Comment 5 for bug 1766287

Revision history for this message
Ryan Harper (raharper) wrote :

Here's what I think is happening.

In the success case, the virtio nic is renamed by the kernel to a "stable" name prior to cloud-init local enumerating the system nics and picking a fallback device.

$ journalctl -o short-precise | egrep "(Cloud-init|rename)"
Apr 23 16:19:45.517627 ubuntu kernel: virtio_net virtio1 ens4: renamed from eth0
Apr 23 16:19:47.427137 ubuntu cloud-init[163]: Cloud-init v. 18.2 running 'init-local' at Mon, 23 Apr 2018 16:19:47 +0000. Up 6.12 seconds.

On the failing case, we see that the rename happens *after* cloud-init-local has started

Apr 23 10:33:24 ubuntu kernel: [ 3.334493] virtio_net virtio1 ens4: renamed from eth0
Apr 23 10:33:24 ubuntu cloud-init[165]: Cloud-init v. 18.2 running 'init-local' at Mon, 23 Apr 2018 10:33:21 +0000. Up 3.19 seconds.

Note here cloud-init's uptime value 3.19 seconds, is *before* the rename kernel time 3.33, about 14 milliseconds before.

When this race happens, cloud-init local reads /sys/class/net for interfaces and picks eth0; as it has not yet been renamed, then generates a config for eth0, and when rendered to netplan; it contains a Name=eth0 as part of the match section, so networkd does not apply the config as the interface is actually ens4 at this time.

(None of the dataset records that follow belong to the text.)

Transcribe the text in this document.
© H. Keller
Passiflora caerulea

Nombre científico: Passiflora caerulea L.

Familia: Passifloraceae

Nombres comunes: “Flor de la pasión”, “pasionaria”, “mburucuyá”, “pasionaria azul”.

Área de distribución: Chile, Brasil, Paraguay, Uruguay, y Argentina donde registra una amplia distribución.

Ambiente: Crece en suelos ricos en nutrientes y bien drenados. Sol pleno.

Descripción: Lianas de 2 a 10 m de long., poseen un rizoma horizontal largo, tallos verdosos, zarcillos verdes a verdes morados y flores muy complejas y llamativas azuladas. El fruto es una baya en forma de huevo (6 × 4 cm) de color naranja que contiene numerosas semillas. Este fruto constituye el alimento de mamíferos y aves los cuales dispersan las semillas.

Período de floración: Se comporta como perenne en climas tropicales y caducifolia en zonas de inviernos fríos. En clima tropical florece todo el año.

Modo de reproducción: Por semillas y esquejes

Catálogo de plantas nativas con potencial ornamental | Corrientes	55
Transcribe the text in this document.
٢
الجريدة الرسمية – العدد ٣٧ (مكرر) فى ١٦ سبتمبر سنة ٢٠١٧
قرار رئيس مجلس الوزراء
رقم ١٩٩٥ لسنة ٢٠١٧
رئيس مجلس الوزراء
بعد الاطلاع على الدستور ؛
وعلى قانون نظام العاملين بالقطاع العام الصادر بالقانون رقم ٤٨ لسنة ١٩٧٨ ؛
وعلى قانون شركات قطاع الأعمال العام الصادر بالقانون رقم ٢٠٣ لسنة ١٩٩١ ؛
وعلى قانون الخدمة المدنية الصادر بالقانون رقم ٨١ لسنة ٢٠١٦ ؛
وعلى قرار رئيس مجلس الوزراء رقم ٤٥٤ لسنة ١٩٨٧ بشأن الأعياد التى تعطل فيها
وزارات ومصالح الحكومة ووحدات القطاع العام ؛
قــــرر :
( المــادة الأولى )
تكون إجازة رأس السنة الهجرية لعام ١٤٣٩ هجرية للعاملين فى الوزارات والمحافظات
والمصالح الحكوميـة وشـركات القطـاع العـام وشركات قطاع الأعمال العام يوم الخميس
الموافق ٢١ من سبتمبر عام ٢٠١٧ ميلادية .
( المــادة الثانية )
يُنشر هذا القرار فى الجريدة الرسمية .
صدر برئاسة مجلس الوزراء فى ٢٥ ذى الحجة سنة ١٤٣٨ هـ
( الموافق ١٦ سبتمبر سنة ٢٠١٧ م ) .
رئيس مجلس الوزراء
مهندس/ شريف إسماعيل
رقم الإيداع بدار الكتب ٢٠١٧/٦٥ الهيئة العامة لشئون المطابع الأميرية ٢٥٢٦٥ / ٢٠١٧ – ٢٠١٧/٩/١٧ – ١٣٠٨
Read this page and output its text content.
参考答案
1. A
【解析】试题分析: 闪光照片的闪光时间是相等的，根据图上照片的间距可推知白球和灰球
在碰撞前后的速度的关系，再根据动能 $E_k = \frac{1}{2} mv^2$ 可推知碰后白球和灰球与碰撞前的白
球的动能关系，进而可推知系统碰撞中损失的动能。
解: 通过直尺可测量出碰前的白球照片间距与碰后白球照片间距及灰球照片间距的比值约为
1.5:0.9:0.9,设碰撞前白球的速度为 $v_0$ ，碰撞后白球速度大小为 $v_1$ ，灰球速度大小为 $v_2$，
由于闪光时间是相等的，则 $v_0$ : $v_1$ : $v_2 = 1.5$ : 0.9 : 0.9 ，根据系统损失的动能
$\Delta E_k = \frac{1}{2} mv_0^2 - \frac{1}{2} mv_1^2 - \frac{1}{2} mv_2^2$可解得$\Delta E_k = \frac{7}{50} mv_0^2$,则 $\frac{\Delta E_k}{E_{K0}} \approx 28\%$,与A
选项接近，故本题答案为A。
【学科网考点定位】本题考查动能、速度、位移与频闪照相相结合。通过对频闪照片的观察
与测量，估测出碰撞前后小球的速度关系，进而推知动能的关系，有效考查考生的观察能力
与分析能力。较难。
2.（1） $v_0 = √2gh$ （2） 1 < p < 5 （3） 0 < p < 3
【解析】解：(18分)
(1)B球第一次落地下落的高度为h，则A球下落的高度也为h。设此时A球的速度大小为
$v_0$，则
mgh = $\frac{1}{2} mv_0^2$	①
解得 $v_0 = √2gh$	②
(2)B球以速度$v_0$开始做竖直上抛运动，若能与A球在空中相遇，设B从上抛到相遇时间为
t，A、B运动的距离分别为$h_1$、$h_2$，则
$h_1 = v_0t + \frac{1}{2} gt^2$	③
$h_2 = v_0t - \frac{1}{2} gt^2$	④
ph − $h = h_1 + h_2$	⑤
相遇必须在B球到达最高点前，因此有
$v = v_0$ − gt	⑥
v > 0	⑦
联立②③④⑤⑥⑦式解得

There is a possibility that systemd-networkd isn't doing the rename properly; that is, in the failure path, the files will look like:

% cat /run/systemd/network$ cat 10-netplan-ens4.link
[Match]
MACAddress=42:01:0a:80:00:03

[Link]
Name=eth0
WakeOnLan=off

% cat 10-netplan-ens4.network
[Match]
MACAddress=42:01:0a:80:00:03
Name=eth0

[Network]
DHCP=ipv4

[DHCP]
UseMTU=true

The .link file should have forced ens4 back to eth0; and looks like this was happening with this log message:

Apr 23 10:33:24 ubuntu systemd-networkd[359]: ens4: Interface name change detected, ens4 has been renamed to eth0.
Apr 23 10:33:24 ubuntu systemd-networkd[359]: eth0: Interface name change detected, eth0 has been renamed to ens4.

But somehow it's moved back; when then means the .network config won't appy.